Forty-Hours Devotion

Source: FSSPX News

The term Forty-Hours designates an urgent supplication from God through adoration of the Blessed Sacrament solemnly exposed for 40 hours.

This supplication takes place most often and by tradition during the hours preceding the opening of Lent, from Quinquagesima Sunday to the Tuesday before Ash Wednesday, but can be done at other times of the year.

The Forty Hours Devotion—as an exceptional supplication—first began in Milan in 1527, in the context of wars and calamity (the sack of Rome and the French invasion of Milan). They were instituted there by Jean-Antoine Bellotti at the beginning of each quarter, and kept up until 1529.

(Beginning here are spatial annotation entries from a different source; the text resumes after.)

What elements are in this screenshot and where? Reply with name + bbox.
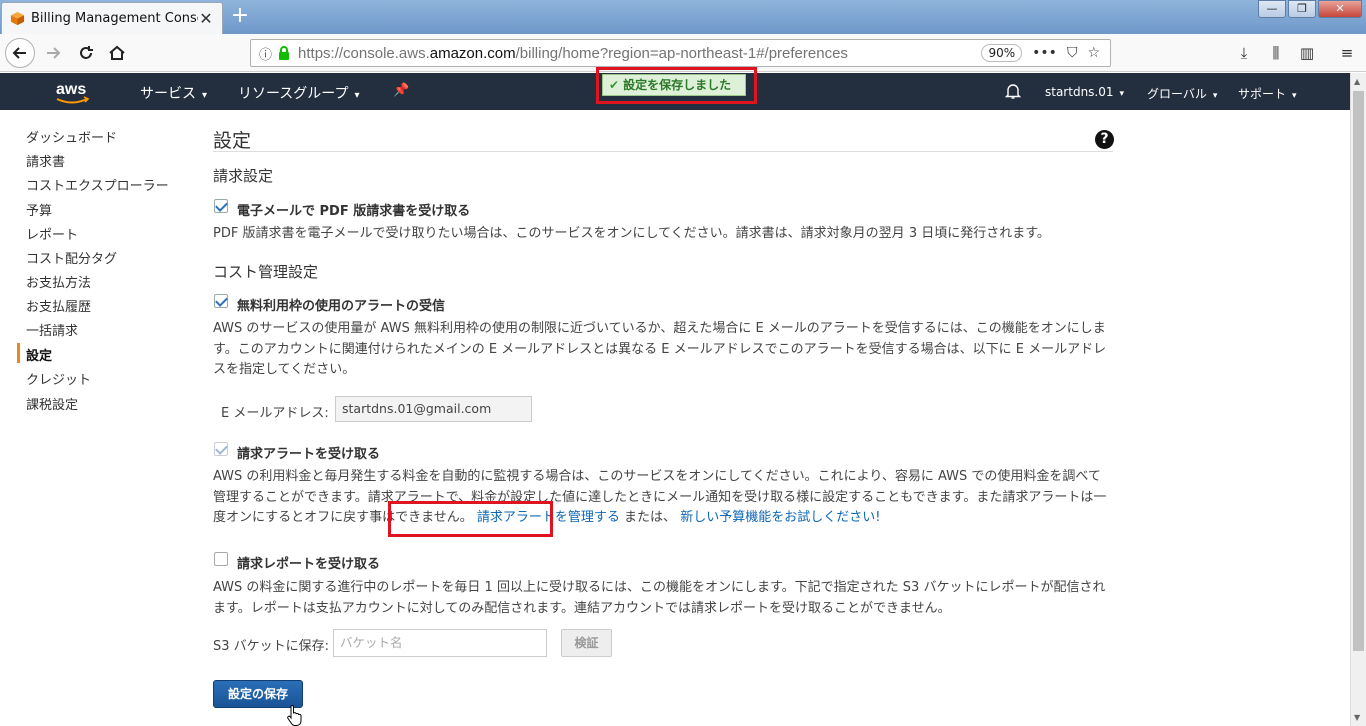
billing-alert-label: 請求アラートを受け取る xyxy=(237,447,381,462)
info-icon[interactable]: ⓘ xyxy=(259,44,272,63)
download-icon[interactable]: ⤓ xyxy=(1234,44,1254,64)
billing-report-checkbox[interactable] xyxy=(214,552,228,566)
s3-bucket-label: S3 バケットに保存: xyxy=(213,639,330,654)
bell-icon[interactable] xyxy=(1004,82,1022,100)
free-tier-alert-checkbox[interactable] xyxy=(214,294,228,308)
sidebar-item-credits[interactable]: クレジット xyxy=(26,369,91,388)
help-icon[interactable]: ? xyxy=(1095,130,1114,149)
account-menu[interactable]: startdns.01 ▾ xyxy=(1045,85,1124,99)
lock-icon xyxy=(279,46,290,60)
home-button[interactable] xyxy=(102,38,132,68)
aws-logo[interactable]: aws xyxy=(54,78,94,106)
sidebar-item-tax-settings[interactable]: 課税設定 xyxy=(26,394,78,413)
sidebar-item-bills[interactable]: 請求書 xyxy=(26,151,65,170)
scroll-down-icon[interactable]: ▼ xyxy=(1354,713,1360,722)
chevron-down-icon: ▾ xyxy=(354,90,360,101)
forward-button[interactable] xyxy=(38,38,68,68)
sidebar-toggle-icon[interactable]: ▥ xyxy=(1297,44,1317,64)
browser-tab-bar: Billing Management Console ✕ + — ❐ ✕ xyxy=(0,0,1366,34)
pdf-invoice-description: PDF 版請求書を電子メールで受け取りたい場合は、このサービスをオンにしてくださ… xyxy=(213,226,1050,241)
reload-icon xyxy=(80,46,93,59)
highlight-box xyxy=(596,67,757,104)
sidebar-item-payment-methods[interactable]: お支払方法 xyxy=(26,272,91,291)
back-arrow-icon xyxy=(12,47,26,59)
scroll-thumb[interactable] xyxy=(1353,91,1364,651)
aws-cube-icon xyxy=(10,11,25,26)
sidebar-item-cost-allocation-tags[interactable]: コスト配分タグ xyxy=(26,248,117,267)
highlight-box xyxy=(388,501,553,537)
sidebar-item-cost-explorer[interactable]: コストエクスプローラー xyxy=(26,175,169,194)
s3-bucket-input[interactable]: バケット名 xyxy=(333,629,547,657)
minimize-icon[interactable]: — xyxy=(1258,0,1286,18)
scroll-up-icon[interactable]: ▲ xyxy=(1354,77,1360,86)
active-indicator xyxy=(17,343,20,363)
email-field[interactable]: startdns.01@gmail.com xyxy=(335,396,532,422)
sidebar-item-preferences[interactable]: 設定 xyxy=(26,345,52,364)
billing-report-description: AWS の料金に関する進行中のレポートを毎日 1 回以上に受け取るには、この機能… xyxy=(213,580,1106,616)
menu-icon[interactable]: ≡ xyxy=(1337,44,1357,64)
home-icon xyxy=(109,45,125,60)
sidebar-item-consolidated-billing[interactable]: 一括請求 xyxy=(26,320,78,339)
sidebar-item-dashboard[interactable]: ダッシュボード xyxy=(26,127,117,146)
cost-section-heading: コスト管理設定 xyxy=(213,263,319,281)
billing-alert-checkbox[interactable] xyxy=(214,442,228,456)
library-icon[interactable]: ⫼ xyxy=(1266,44,1286,64)
support-menu[interactable]: サポート ▾ xyxy=(1238,85,1297,102)
chevron-down-icon: ▾ xyxy=(1119,89,1125,99)
billing-alert-description: AWS の利用料金と毎月発生する料金を自動的に監視する場合は、このサービスをオン… xyxy=(213,469,1107,525)
chevron-down-icon: ▾ xyxy=(1292,91,1297,101)
pin-icon[interactable]: 📌 xyxy=(393,83,409,98)
restore-icon[interactable]: ❐ xyxy=(1288,0,1316,18)
try-budgets-link[interactable]: 新しい予算機能をお試しください! xyxy=(680,510,880,525)
pdf-invoice-label: 電子メールで PDF 版請求書を受け取る xyxy=(237,204,471,219)
billing-section-heading: 請求設定 xyxy=(213,167,274,185)
free-tier-alert-label: 無料利用枠の使用のアラートの受信 xyxy=(237,299,446,314)
page-actions-icon[interactable]: ••• xyxy=(1032,45,1057,61)
email-label: E メールアドレス: xyxy=(221,406,329,421)
free-tier-alert-description: AWS のサービスの使用量が AWS 無料利用枠の使用の制限に近づいているか、超… xyxy=(213,321,1107,377)
back-button[interactable] xyxy=(5,38,35,68)
url-text: https://console.aws.amazon.com/billing/h… xyxy=(298,44,848,62)
bookmark-star-icon[interactable]: ☆ xyxy=(1087,45,1100,61)
new-tab-icon[interactable]: + xyxy=(228,4,252,28)
page-scrollbar[interactable]: ▲ ▼ xyxy=(1350,73,1366,726)
region-menu[interactable]: グローバル ▾ xyxy=(1147,85,1217,102)
services-menu[interactable]: サービス ▾ xyxy=(140,83,207,103)
browser-tab[interactable]: Billing Management Console ✕ xyxy=(1,2,223,34)
title-divider xyxy=(213,151,1113,152)
chevron-down-icon: ▾ xyxy=(1212,91,1218,101)
resource-groups-menu[interactable]: リソースグループ ▾ xyxy=(238,83,360,103)
sidebar-item-payment-history[interactable]: お支払履歴 xyxy=(26,296,91,315)
verify-button[interactable]: 検証 xyxy=(561,629,612,657)
sidebar-item-reports[interactable]: レポート xyxy=(26,224,78,243)
tab-title: Billing Management Console xyxy=(31,11,198,26)
forward-arrow-icon xyxy=(47,47,61,59)
window-close-icon[interactable]: ✕ xyxy=(1318,0,1362,18)
zoom-badge[interactable]: 90% xyxy=(981,44,1023,62)
page-title: 設定 xyxy=(213,130,252,152)
tab-close-icon[interactable]: ✕ xyxy=(198,9,214,28)
pocket-icon[interactable]: ⛉ xyxy=(1067,45,1078,61)
reload-button[interactable] xyxy=(71,38,101,68)
chevron-down-icon: ▾ xyxy=(202,90,208,101)
url-bar[interactable]: ⓘ https://console.aws.amazon.com/billing… xyxy=(250,39,1111,67)
hand-cursor-icon xyxy=(287,704,302,726)
billing-report-label: 請求レポートを受け取る xyxy=(237,557,381,572)
sidebar-item-budgets[interactable]: 予算 xyxy=(26,200,52,219)
pdf-invoice-checkbox[interactable] xyxy=(214,199,228,213)
svg-text:aws: aws xyxy=(56,81,86,98)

In 1537, the Milanese Capuchin Giuseppe da Ferno took them over and made them a chain of solemn prayers with a Eucharistic procession: when one parish ended its Forty Hours, another took over, so that the Blessed Sacrament was adored perpetually (this practice is the origin of perpetual adoration).

St. Antoine-Marie Zaccaria (1502 † 1539), founder, again in Milan, of the Clerics Regular of St. Paul (or the Barnabites) ardently propagated them.

In 1575, the Archbishop of Milan, St. Charles Borromeo, in a pastoral letter of admirable eloquence on the holiness of the time of Septuagesima, deplored the misfortune of free Christians who so badly used these precious days, during which they should be applying themselves especially to prayer and good works.

To this end, St. Charles set up the organization of the Forty Hours devotion in the largest diocese in Europe that he directed: the Blessed Sacrament would be exhibited on the three days preceding Lent in the cathedral of Milan and in thirty other city churches; in the morning and in the evening there would be a solemn procession, and the parish priests would distribute the hours of the day among their parishioners, so that there was always a fairly large number of worshipers before the Blessed Sacrament.

On November 25, 1592, Pope Clement VIII, by the Constitution Graves et diuturnæ, organized the Forty Hours Devotion in the City of Rome in the manner in which Giuseppe da Ferno had done previously: in a continuous flow, prayers would begin in a particular Roman church at the moment at which they ended in another.

By instituting them, the Pope asked that the Forty Hours Devotion then be performed for 3 intentions:

1.for the salvation of the kingdom of France, then torn apart by the succession of Henry III,

2.for the victory of Christendom against the Turks,

3. for the unity of the Church.

The Pope began this chain of prayers on November 30, 1592 at the Sistine Chapel.

Thereafter, the Church has asked Christians to offer Eucharistic adoration in reparation for public sins. Today, the loss of faith and the silent apostasy of entire sections of humanity, the civil laws contrary to the Decalogue, and the various forms of revolt against God and against His Christ must mobilize the prayer of supplication: it serves to implore the mercy of Jesus Christ on the Church, on society, and on the world.

The present times are not lacking in prayer intentions which should encourage everyone, as much as possible, to participate in this beautiful institution of the Forty Hours Devotion.